Arnold believes he faces health costs in the current year of either $1000 with
probability 0.8 or costs of $5000 with probability 0.2.
(a) Find the mean and variance of the costs that Arnold faces. (For the variance, you could turn this into a sample of 10 individuals. You may also use proportions instead and have the total number of observations be 1).
(b) Given your answer in part (a), should Arnold purchase an insurance policy that
completely covers his losses if the annual premium of the policy is $2000? Explain your
answer.
(c) The company that offered this insurance policy insures 10,000 people with exactly the
same distribution of health losses as that of Arnold. Calculate the standard error that the
insurance company faces in the average claim per individual insured. (Hint: use your
answer in part (a)).
(d) It can be shown that 95 percent of the time the average claim size will equal the
expected average claim plus or minus 1.96 times the standard error of the average
claim. Give this range for the insurance company considered in part (c).

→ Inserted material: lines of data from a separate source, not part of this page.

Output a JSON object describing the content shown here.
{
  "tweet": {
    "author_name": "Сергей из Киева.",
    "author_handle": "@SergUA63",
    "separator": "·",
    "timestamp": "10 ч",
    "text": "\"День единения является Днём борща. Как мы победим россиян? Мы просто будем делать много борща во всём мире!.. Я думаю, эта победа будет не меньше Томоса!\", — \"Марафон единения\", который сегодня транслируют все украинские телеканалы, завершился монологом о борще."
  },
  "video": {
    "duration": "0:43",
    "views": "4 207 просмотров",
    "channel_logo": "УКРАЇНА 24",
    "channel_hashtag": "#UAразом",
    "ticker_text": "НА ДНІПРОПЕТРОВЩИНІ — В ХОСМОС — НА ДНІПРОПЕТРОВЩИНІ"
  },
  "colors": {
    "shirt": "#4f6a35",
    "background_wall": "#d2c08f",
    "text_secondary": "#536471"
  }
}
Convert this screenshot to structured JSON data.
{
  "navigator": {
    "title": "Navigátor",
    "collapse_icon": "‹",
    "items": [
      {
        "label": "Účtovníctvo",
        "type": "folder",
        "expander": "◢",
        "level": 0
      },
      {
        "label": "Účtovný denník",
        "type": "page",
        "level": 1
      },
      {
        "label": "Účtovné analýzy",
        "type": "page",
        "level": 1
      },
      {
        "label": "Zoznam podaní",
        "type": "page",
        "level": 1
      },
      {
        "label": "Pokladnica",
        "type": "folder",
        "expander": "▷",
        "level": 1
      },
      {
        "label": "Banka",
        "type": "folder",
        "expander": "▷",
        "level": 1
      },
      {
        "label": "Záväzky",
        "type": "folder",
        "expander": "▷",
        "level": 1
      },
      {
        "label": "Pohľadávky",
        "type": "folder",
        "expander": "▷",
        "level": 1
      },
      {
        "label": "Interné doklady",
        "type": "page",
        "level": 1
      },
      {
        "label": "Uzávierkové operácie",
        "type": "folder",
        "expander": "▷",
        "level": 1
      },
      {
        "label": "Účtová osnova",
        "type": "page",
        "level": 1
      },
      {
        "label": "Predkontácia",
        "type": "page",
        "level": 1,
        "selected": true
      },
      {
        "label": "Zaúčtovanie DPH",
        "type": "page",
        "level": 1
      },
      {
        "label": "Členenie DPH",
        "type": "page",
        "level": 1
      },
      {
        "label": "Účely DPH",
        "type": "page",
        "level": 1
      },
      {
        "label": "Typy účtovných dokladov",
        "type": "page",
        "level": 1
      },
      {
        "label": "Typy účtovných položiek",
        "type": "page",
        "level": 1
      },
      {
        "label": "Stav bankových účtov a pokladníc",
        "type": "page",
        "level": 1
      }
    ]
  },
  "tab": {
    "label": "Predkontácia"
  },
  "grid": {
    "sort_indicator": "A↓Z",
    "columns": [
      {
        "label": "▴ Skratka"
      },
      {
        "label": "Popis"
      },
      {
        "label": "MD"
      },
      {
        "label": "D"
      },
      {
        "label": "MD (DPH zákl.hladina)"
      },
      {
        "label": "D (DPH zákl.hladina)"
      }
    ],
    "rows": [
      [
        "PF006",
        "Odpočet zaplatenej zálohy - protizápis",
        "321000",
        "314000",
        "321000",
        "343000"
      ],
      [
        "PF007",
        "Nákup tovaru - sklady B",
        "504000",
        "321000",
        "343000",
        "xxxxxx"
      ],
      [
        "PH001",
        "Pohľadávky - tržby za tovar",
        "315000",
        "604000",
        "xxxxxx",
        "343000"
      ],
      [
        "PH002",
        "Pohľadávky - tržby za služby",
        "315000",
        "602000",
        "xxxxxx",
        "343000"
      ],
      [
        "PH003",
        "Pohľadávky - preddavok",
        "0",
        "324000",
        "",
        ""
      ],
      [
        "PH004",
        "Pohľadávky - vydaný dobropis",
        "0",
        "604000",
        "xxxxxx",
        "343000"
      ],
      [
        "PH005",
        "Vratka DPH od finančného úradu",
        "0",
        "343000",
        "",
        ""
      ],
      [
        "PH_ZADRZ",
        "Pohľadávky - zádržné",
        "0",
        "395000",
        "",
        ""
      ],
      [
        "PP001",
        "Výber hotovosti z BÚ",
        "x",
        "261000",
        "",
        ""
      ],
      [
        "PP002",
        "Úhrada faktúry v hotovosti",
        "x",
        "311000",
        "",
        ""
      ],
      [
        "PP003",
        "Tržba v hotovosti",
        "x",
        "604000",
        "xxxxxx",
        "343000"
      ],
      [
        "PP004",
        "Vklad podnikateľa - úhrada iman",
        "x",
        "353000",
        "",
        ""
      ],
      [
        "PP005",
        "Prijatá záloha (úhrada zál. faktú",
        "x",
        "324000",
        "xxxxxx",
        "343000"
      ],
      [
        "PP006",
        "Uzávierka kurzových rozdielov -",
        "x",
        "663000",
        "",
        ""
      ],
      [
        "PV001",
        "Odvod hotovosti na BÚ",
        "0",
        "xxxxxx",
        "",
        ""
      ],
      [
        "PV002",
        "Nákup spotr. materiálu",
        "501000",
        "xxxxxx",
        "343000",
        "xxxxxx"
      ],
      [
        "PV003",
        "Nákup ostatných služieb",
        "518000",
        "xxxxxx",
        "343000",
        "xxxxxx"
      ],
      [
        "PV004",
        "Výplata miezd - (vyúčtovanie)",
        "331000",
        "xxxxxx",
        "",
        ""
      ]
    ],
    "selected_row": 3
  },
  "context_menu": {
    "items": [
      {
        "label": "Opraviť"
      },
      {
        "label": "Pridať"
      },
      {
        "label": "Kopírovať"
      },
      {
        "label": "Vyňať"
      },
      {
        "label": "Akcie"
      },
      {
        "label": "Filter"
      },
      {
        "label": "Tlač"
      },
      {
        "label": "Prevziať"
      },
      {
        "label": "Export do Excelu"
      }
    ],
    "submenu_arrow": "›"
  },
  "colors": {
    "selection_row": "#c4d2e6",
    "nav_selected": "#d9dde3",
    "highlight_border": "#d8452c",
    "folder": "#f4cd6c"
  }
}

Is the insurance
company taking a large risk in selling this insurance policy?

Answer 1

(a) Mean of the cost Arnold faces = $1000 * 0.8 + $ 5000 * 0.2 = $ 1800

Variance of the cost Arnold faces = 0.8 * (1800 - 1000)² + 0.2 * (5000 - 1800)² = 25,60,000

(b) Here the expected loss is less than the premium insurance company desires so here Arnold should not purchase the insurance policy cover of $ 2000

(c) Here the standard deviation of cost faces by a single person = sqrt(2560000) = $ 1600

so if there are 10000 persons

then standard error that the insurance company faces in the average claim per individual insured = 1600/sqrt(10000) = $ 16

(d) Here the 95% confidence interval = 2000 + 1.96 * 16 = ($ 1968.64, $ 2031.36)

given this range the insurance company is not taking large risk as expected health costs would be $ 1800 which is way out of the range.